I’ve struggled over the years to figure this one out. Maybe you have, too. The end game of compliance training is to prevent bribery and, if bribery happens, for the company to be ready and able to demonstrate that it appropriately tailored its compliance training to prevent and detect bribery. That sounds fairly simple.
But how much training is enough? Does appropriately tailored equate to five hours of training a year? Or ten hours? And who says so? On what authority can a chief compliance officer say, “Our compliance training is enough”?
In his 2007 bestseller, Outliers, Malcolm Gladwell famously articulated the 10,000-hour rule. Using the example of violinists, he said those who practiced 10,000 hours rose to be soloists, while those who practiced less were either supporting players or teachers. Gladwell said he found the same outcomes with chess players, writers, composers, and others.
Few people can devote themselves full time for five years to learn something new. And clearly, not everyone in a company needs to be a top-level compliance expert. The CCO does, and maybe a few deputies. But does anyone expect the HR manager, CFO, or chair of the board’s audit committee to know that much about compliance?

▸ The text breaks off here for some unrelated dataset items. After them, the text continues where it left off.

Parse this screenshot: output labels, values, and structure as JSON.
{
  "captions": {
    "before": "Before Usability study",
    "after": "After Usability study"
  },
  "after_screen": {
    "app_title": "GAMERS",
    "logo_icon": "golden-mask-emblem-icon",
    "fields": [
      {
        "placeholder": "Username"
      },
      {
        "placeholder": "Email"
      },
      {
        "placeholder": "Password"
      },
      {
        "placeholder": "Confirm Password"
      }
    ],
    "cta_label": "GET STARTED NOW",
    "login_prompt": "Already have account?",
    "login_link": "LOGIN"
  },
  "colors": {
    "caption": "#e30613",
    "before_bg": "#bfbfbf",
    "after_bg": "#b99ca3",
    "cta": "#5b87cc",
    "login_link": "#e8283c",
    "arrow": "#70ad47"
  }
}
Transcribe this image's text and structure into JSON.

After Gladwell freaked people out with the 10,000-hour rule, another writer, Josh Kaufman, calmed things down. He came up with the thesis that it takes only 20 hours to learn a new skill. His idea was to reach a level of competency, not total mastery, and then develop the skill further by using it, eventually hitting the highest level desired.

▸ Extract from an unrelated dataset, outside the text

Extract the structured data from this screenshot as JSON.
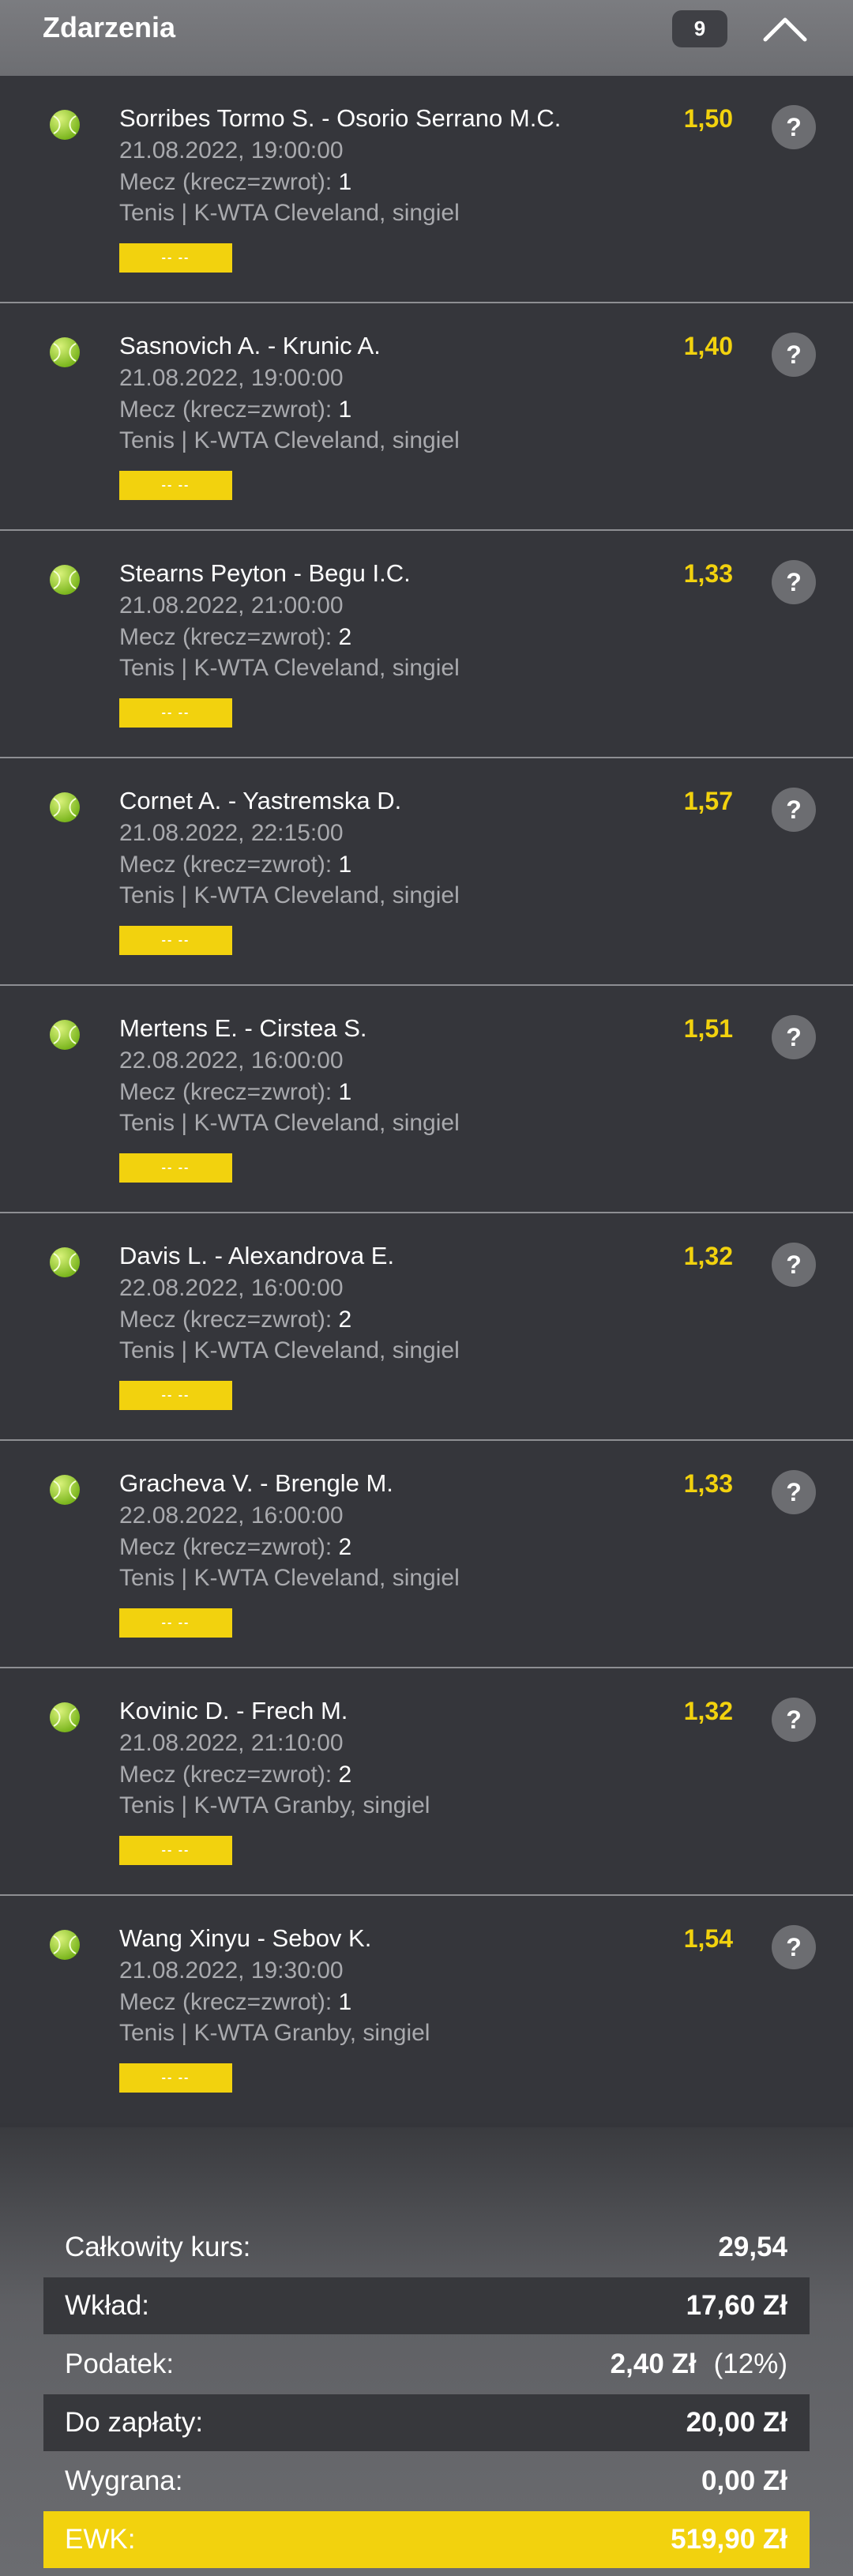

Kaufman field-tested his ideas. He found the key to learning anything new in 20 hours (in his case, coding) involves a few common steps. First, committing to practice at least 20 hours without quitting. Second, learning core concepts and practicing them by immediately doing actual work instead of “canned tutorials.” Third, breaking the new thing into small parts, so the 20 hours of practice are focused on specific tasks, where small mistakes can be self-corrected.
Would Kaufman’s 20-hour approach work for compliance training? I think if it was appropriately tailored, it could work. One immediate benefit is that it would make decisions about training durations less arbitrary and more concrete.
Beyond that, it could bring real change. If companies asked directors, officers, and employees (and especially gatekeepers) to commit an hour a day to learning and practicing ethics and compliance for 20 consecutive workdays each year, all those little sessions would add up. They’d bring new and more permanent awareness. It’s the opposite of the firehose approach. Lots of small sips instead of a gushing torrent.
I don’t know if any company uses the 20-hour approach or something like it for compliance training. Conventional training — one, two, or three longer sessions a year, depending on the role of the target trainees — seems to be the usual practice. That works too. And there’s always something to be said for sticking with the conventional wisdom if it works.
But maybe the 20-hour approach works better. Who knows? I hope someone using it now or willing to give it a try will let the rest of us know how it’s going.